At 8783’, there is a junction with the Laurel Ridge Trail to the right (though it seems to go straight ahead from this perspective as the CMS Trail turns to the left to plunge down the mountainside).
At 9384’, another exposed rock area of trail begins, going until 9724’, then resuming from 9770’ to 9896’, where it meets a gravel path.
At 10,242’, a stream flows underneath the path through a plastic culvert and playfully follows the path for some distance.
At 11,390’, the trail opens up at a large double power line slash. Though the power lines are rather unattractive, the area beneath is kept low so that there is a sort of upland meadow feel to the area if you don’t look up too high and glimpse the lines. The immediate switch from medium-to-thick forest to meadow creates a feeling of oddness; sort of a wicked beauty.

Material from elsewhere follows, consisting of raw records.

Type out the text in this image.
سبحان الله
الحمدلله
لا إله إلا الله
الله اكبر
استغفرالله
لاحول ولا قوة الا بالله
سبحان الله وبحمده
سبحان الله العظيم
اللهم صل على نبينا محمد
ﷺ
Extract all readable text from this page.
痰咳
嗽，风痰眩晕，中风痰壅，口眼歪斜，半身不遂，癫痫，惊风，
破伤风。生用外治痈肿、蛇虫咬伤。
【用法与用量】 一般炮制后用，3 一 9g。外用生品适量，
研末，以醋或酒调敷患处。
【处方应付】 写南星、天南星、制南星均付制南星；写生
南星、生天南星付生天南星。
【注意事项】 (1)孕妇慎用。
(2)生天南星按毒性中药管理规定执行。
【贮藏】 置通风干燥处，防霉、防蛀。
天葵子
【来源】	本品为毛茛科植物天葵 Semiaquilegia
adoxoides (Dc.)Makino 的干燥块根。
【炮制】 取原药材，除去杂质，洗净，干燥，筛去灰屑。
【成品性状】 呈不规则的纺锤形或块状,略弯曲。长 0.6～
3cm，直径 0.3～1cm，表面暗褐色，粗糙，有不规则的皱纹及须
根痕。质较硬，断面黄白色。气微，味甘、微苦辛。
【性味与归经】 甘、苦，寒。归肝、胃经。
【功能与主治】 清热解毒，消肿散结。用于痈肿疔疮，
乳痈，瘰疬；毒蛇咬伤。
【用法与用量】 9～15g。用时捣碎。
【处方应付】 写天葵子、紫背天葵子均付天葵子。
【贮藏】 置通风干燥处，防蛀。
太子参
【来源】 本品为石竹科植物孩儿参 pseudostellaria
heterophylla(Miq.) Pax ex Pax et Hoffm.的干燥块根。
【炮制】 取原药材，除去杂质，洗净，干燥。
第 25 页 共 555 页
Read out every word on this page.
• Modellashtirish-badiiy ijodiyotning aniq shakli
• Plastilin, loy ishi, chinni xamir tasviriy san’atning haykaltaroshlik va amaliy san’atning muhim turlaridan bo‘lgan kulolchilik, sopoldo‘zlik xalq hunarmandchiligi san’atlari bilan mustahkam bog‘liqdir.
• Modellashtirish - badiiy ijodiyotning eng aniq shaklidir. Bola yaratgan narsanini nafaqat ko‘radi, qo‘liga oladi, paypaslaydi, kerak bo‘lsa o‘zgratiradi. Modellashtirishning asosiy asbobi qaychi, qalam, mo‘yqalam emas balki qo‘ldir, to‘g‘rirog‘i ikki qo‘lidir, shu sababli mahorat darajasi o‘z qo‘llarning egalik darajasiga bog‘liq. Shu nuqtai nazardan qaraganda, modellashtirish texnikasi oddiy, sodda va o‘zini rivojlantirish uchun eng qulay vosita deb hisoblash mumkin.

At 11,421’, the Bridal Overlook Trail takes off to the left just shy of halfway through the slash.
At 11,510’, a road under the power lines crosses the trail.
At 11,798’, another stream passes beneath the path in a plastic culvert.
At 11,927’, there is a junction with the Shelter Rock Trail to the right.
At 12,908’, the trail diverts around an interesting rock formation.
At 13,062’and to 13,220’, there are large rocks to both sides of the trail.
At 13,527’, a rock, exposed rock, and log bridge crosses a dip in the trail.
At approximately 13,700’ and until the end of the trail, the uplifting sound of Bridal Veil Falls can be heard. This is a wonderful ending to a great hike.
At 14271’, the trail ends in a beautiful area of holly trees just before Bridal Veil Falls. The falls are not on this trail, but are only a short jaunt from the trail. Definitely take this opportunity to rest and view the falls, either from the trails or from the overlook platform just before them.